Bootstrap confidence interval estimation routines for SciPy
Scikits.bootstrap provides bootstrap confidence interval algorithms for scipy.
At present, it is rather feature-incomplete and in flux. However, the functions that have been written should be relatively stable as far as results.
Much of the code has been written based off the descriptions from Efron and Tibshirani's Introduction to the Bootstrap, and results should match the results obtained from following those explanations. However, the current ABC code is based off of the modified-BSD-licensed R port of the Efron bootstrap code, as I do not believe I currently have a sufficient understanding of the ABC method to write the code independently.
In any case, please contact me (Constantine Evans firstname.lastname@example.org) with any questions or suggestions. I'm trying to add documentation, and will be adding tests as well. I'm especially interested, however, in how the API should actually look; please let me know if you think the package should be organized differently.
The package is licensed under the Modified BSD License. It is supported in part by the Evans Foundation.
v1.0.0: scikits.bootstrap now uses pyerf, which means that it doesn't actually need scipy at all. It should work with PyPy, has some improved error and warning messages, and should be a bit faster in many cases. The old ci_abc function has been removed: use method='abc' instead.

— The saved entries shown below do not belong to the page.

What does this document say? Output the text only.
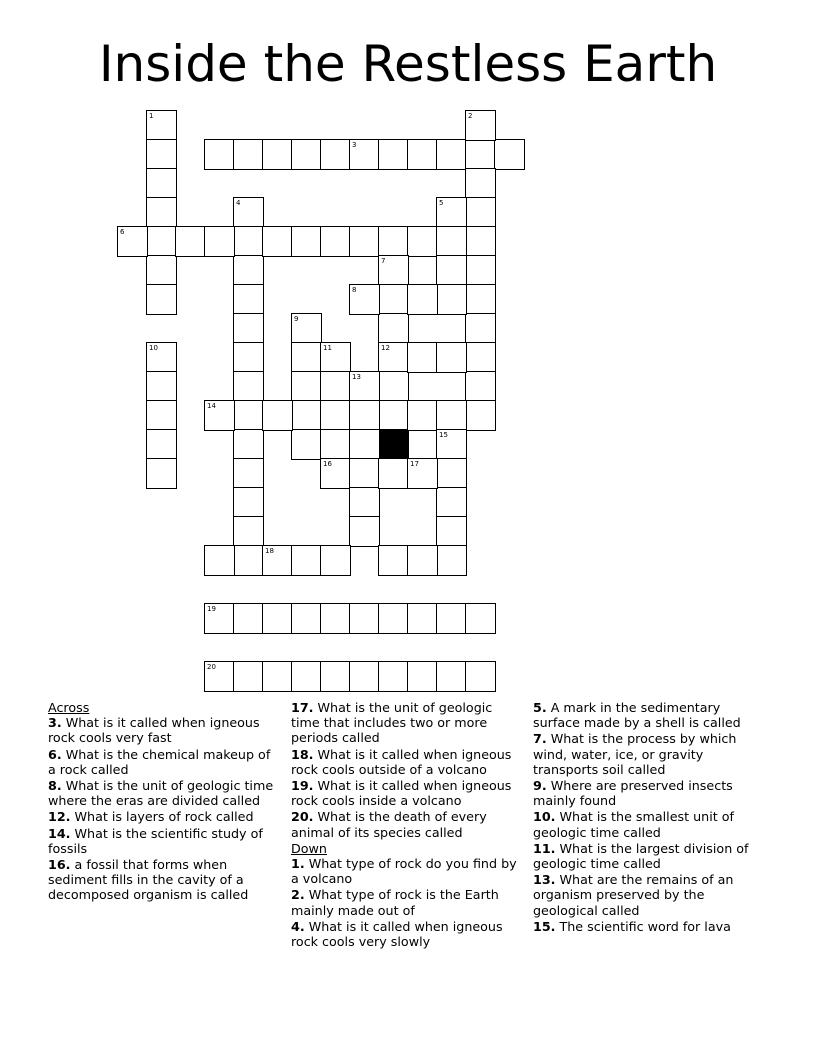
Inside the Restless Earth
1
3
4
6
2
5
7
12
8
9
10	11
16
13
14
15
17
18
19
20
Across
3. What is it called when igneous rock cools very fast
6. What is the chemical makeup of a rock called
8. What is the unit of geologic time where the eras are divided called
12. What is layers of rock called
14. What is the scientific study of fossils
16. a fossil that forms when sediment fills in the cavity of a decomposed organism is called
17. What is the unit of geologic time that includes two or more periods called
18. What is it called when igneous rock cools outside of a volcano
19. What is it called when igneous rock cools inside a volcano
20. What is the death of every animal of its species called
Down
1. What type of rock do you find by a volcano
2. What type of rock is the Earth mainly made out of
4. What is it called when igneous rock cools very slowly
5. A mark in the sedimentary surface made by a shell is called
7. What is the process by which wind, water, ice, or gravity transports soil called
9. Where are preserved insects mainly found
10. What is the smallest unit of geologic time called
11. What is the largest division of geologic time called
13. What are the remains of an organism preserved by the geological called
15. The scientific word for lava
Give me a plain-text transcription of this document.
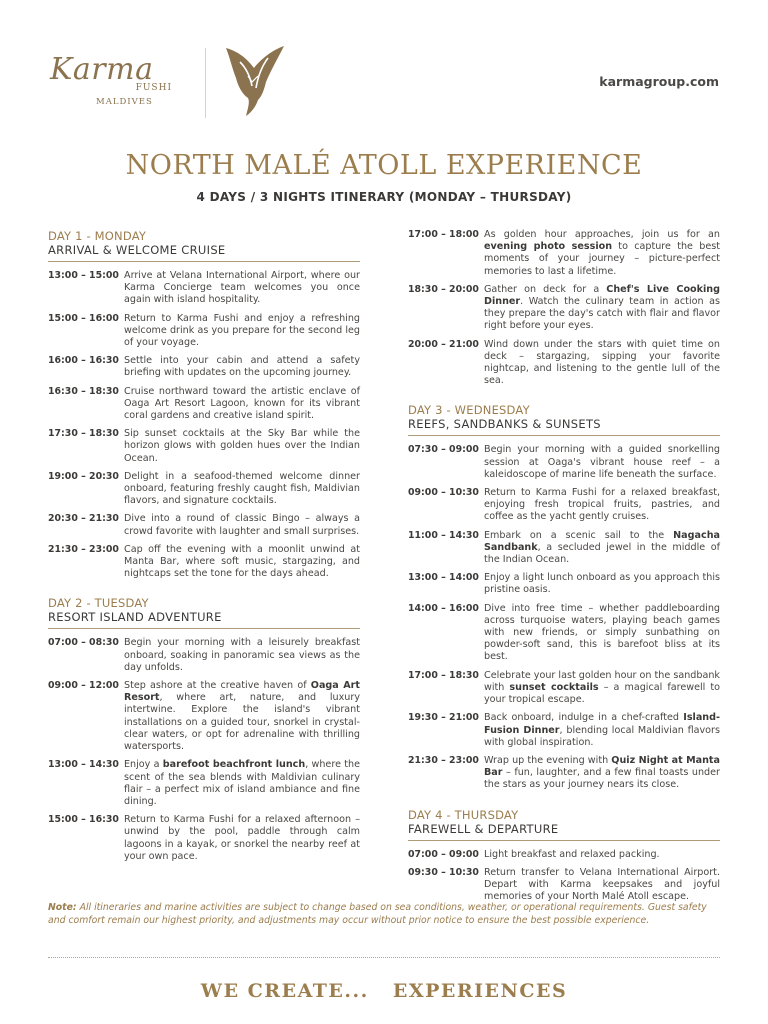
Karma
FUSHI
MALDIVES
karmagroup.com
NORTH MALÉ ATOLL EXPERIENCE
4 DAYS / 3 NIGHTS ITINERARY (MONDAY – THURSDAY)
DAY 1 - MONDAY
ARRIVAL & WELCOME CRUISE
13:00 – 15:00 Arrive at Velana International Airport, where our Karma Concierge team welcomes you once again with island hospitality.
15:00 – 16:00 Return to Karma Fushi and enjoy a refreshing welcome drink as you prepare for the second leg of your voyage.
16:00 – 16:30 Settle into your cabin and attend a safety briefing with updates on the upcoming journey.
16:30 – 18:30 Cruise northward toward the artistic enclave of Oaga Art Resort Lagoon, known for its vibrant coral gardens and creative island spirit.
17:30 – 18:30 Sip sunset cocktails at the Sky Bar while the horizon glows with golden hues over the Indian Ocean.
19:00 – 20:30 Delight in a seafood-themed welcome dinner onboard, featuring freshly caught fish, Maldivian flavors, and signature cocktails.
20:30 – 21:30 Dive into a round of classic Bingo – always a crowd favorite with laughter and small surprises.
21:30 – 23:00 Cap off the evening with a moonlit unwind at Manta Bar, where soft music, stargazing, and nightcaps set the tone for the days ahead.
DAY 2 - TUESDAY
RESORT ISLAND ADVENTURE
07:00 – 08:30 Begin your morning with a leisurely breakfast onboard, soaking in panoramic sea views as the day unfolds.
09:00 – 12:00 Step ashore at the creative haven of Oaga Art Resort, where art, nature, and luxury intertwine. Explore the island's vibrant installations on a guided tour, snorkel in crystal-clear waters, or opt for adrenaline with thrilling watersports.
13:00 – 14:30 Enjoy a barefoot beachfront lunch, where the scent of the sea blends with Maldivian culinary flair – a perfect mix of island ambiance and fine dining.
15:00 – 16:30 Return to Karma Fushi for a relaxed afternoon – unwind by the pool, paddle through calm lagoons in a kayak, or snorkel the nearby reef at your own pace.
17:00 – 18:00 As golden hour approaches, join us for an evening photo session to capture the best moments of your journey – picture-perfect memories to last a lifetime.
18:30 – 20:00 Gather on deck for a Chef's Live Cooking Dinner. Watch the culinary team in action as they prepare the day's catch with flair and flavor right before your eyes.
20:00 – 21:00 Wind down under the stars with quiet time on deck – stargazing, sipping your favorite nightcap, and listening to the gentle lull of the sea.
DAY 3 - WEDNESDAY
REEFS, SANDBANKS & SUNSETS
07:30 – 09:00 Begin your morning with a guided snorkelling session at Oaga's vibrant house reef – a kaleidoscope of marine life beneath the surface.
09:00 – 10:30 Return to Karma Fushi for a relaxed breakfast, enjoying fresh tropical fruits, pastries, and coffee as the yacht gently cruises.
11:00 – 14:30 Embark on a scenic sail to the Nagacha Sandbank, a secluded jewel in the middle of the Indian Ocean.
13:00 – 14:00 Enjoy a light lunch onboard as you approach this pristine oasis.
14:00 – 16:00 Dive into free time – whether paddleboarding across turquoise waters, playing beach games with new friends, or simply sunbathing on powder-soft sand, this is barefoot bliss at its best.
17:00 – 18:30 Celebrate your last golden hour on the sandbank with sunset cocktails – a magical farewell to your tropical escape.
19:30 – 21:00 Back onboard, indulge in a chef-crafted Island-Fusion Dinner, blending local Maldivian flavors with global inspiration.
21:30 – 23:00 Wrap up the evening with Quiz Night at Manta Bar – fun, laughter, and a few final toasts under the stars as your journey nears its close.
DAY 4 - THURSDAY
FAREWELL & DEPARTURE
07:00 – 09:00 Light breakfast and relaxed packing.
09:30 – 10:30 Return transfer to Velana International Airport. Depart with Karma keepsakes and joyful memories of your North Malé Atoll escape.
Note: All itineraries and marine activities are subject to change based on sea conditions, weather, or operational requirements. Guest safety and comfort remain our highest priority, and adjustments may occur without prior notice to ensure the best possible experience.
WE CREATE... EXPERIENCES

v0.3.3: Bug fixes. Warnings have been cleaned up, and are implemented for BCa when all statistic values are equal (a common confusion in prior versions). Related numpy warnings are now suppressed. Some tests on Python 2 were fixed, and the PyPI website link is now correct.

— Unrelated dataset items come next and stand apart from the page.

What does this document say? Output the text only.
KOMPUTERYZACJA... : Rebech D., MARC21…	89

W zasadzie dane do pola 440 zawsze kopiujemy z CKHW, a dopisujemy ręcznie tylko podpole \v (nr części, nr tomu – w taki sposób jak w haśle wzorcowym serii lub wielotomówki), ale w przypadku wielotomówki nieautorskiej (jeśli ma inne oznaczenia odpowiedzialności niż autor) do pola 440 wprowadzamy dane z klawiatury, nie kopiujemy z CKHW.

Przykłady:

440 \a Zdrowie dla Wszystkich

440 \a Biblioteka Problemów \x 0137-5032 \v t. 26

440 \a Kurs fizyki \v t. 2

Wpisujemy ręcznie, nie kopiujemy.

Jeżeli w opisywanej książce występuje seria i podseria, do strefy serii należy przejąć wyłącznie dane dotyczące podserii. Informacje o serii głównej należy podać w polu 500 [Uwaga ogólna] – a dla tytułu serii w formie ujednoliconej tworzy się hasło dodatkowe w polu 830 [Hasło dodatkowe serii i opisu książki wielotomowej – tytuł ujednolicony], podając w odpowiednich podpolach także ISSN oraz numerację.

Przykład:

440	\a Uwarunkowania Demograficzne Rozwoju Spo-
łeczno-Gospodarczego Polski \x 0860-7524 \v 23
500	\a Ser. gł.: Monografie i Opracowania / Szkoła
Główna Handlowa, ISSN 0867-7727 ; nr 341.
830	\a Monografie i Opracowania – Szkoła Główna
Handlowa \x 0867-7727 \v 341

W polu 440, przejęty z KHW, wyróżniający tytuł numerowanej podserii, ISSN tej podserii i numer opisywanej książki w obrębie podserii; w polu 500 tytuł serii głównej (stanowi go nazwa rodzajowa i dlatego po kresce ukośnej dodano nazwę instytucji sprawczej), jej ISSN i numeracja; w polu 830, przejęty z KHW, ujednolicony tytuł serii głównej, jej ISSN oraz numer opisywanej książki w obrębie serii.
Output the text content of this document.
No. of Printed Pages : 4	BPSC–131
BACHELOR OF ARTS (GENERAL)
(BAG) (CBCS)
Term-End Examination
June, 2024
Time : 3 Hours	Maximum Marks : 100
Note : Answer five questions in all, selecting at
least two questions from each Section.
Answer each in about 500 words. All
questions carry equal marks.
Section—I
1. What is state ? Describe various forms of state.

v0.3.2: This version contains various fixes to allow compatibility with Python 3.3. While I have not used the package extensively with Python 3, all tests now pass, and importing works properly. The compatibility changes slightly modify the output of bootstrap_indexes, from a Python list to a Numpy array that can be iterated over in the same manner. This should only be important in extremely unusual situations.